Pendant ce temps, les observateurs sérieux auront noté que les prix de l’or, de l’argent et même du Bitcoin sont en hausse, ce qui pourrait constituer un signe assez clair que les investisseurs un peu avisés commencent à redouter quelques soucis sur les monnaies fiat. Du reste, les manœuvres récentes de la Chine sur le métal précieux et les aveux de manipulations des cours de l’or au fixing de Londres ont sans doute nettement aidé, mais, plus généralement, en observant les banques centrales s’agiter pour créer de l’inflation sans y parvenir, tout le monde aura compris qu’à force d’essayer, elles risquent bien d’en avoir un bon coup, mais bien trop et sans plus pouvoir la contrôler ensuite…
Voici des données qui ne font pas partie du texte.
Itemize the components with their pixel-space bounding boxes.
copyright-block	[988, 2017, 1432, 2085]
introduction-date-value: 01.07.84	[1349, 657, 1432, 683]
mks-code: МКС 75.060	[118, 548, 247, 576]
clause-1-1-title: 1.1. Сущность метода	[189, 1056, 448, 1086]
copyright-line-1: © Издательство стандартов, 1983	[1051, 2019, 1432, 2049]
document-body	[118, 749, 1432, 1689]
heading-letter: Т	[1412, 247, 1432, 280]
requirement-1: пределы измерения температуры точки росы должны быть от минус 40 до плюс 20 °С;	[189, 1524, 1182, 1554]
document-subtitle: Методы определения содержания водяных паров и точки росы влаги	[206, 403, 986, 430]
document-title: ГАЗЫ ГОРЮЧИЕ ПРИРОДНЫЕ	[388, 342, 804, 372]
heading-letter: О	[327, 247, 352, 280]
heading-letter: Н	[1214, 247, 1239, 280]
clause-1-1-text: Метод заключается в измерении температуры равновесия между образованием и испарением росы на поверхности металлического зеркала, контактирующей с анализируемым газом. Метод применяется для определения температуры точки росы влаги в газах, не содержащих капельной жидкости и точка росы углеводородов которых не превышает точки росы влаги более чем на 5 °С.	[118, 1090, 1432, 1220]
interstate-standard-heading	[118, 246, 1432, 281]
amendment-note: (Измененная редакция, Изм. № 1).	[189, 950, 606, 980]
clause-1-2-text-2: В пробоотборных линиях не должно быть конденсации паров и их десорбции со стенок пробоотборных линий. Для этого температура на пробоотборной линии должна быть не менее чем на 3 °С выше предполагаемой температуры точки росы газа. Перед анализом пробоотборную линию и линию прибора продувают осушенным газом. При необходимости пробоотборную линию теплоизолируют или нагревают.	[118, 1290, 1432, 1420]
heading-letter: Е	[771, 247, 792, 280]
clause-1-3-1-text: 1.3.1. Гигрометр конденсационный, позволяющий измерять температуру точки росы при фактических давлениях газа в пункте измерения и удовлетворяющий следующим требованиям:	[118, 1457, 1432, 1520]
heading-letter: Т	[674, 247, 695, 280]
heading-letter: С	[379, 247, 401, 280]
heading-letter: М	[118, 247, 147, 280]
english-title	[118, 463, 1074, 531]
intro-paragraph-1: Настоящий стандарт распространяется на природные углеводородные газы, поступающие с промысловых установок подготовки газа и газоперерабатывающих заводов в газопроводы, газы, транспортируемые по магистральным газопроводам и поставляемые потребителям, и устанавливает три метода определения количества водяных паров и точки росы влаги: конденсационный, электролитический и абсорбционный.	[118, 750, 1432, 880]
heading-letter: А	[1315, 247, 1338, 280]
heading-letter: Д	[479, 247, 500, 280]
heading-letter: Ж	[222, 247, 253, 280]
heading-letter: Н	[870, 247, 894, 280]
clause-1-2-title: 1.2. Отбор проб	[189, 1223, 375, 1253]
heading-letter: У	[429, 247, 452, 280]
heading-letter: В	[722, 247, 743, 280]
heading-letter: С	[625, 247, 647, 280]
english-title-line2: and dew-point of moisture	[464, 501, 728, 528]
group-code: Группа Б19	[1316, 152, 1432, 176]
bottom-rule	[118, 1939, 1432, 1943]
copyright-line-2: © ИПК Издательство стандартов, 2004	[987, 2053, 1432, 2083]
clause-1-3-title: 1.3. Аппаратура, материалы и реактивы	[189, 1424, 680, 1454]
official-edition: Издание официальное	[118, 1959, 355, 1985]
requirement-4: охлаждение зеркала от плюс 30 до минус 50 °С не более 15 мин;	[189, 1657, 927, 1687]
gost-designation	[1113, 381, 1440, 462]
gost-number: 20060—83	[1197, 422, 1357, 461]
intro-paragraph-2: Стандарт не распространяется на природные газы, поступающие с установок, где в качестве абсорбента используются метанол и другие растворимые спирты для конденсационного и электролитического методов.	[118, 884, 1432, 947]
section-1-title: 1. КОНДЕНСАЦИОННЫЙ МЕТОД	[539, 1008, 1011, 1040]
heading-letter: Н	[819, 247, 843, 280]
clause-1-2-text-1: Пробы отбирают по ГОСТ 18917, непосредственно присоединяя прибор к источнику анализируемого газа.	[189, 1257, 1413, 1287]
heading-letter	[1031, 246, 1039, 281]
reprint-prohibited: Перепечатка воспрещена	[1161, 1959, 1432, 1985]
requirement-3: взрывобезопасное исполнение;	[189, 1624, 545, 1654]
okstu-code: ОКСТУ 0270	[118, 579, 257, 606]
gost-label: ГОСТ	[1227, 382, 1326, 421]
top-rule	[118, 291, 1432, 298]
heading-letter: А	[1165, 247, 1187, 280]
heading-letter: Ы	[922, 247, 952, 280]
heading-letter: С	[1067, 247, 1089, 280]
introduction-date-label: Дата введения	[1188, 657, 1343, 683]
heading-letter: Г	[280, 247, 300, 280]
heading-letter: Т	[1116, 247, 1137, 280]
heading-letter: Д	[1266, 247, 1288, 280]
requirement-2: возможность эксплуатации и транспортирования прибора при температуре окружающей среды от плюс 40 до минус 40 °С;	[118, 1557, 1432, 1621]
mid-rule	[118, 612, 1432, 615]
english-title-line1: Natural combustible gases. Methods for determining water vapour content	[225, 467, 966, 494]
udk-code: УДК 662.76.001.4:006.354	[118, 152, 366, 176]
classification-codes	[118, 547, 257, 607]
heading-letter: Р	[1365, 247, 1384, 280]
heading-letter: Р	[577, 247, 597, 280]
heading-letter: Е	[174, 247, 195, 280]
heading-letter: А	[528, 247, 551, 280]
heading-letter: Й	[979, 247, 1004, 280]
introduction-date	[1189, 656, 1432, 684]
Alors oui, effectivement, le système financier mondial a, sans discuter, montré une résilience assez extraordinaire jusqu’à présent. Mais ceci peut-il tenir ? Ceci peut-il tenir longtemps ? Ceci peut-il tenir suffisamment longtemps pour un retour à une situation stable avec croissance, capitaux bien investis, taux d’intérêts positifs, inflation très maîtrisée et dettes apurées ?
Au vu du tableau brossé précédemment, on est en droit de douter.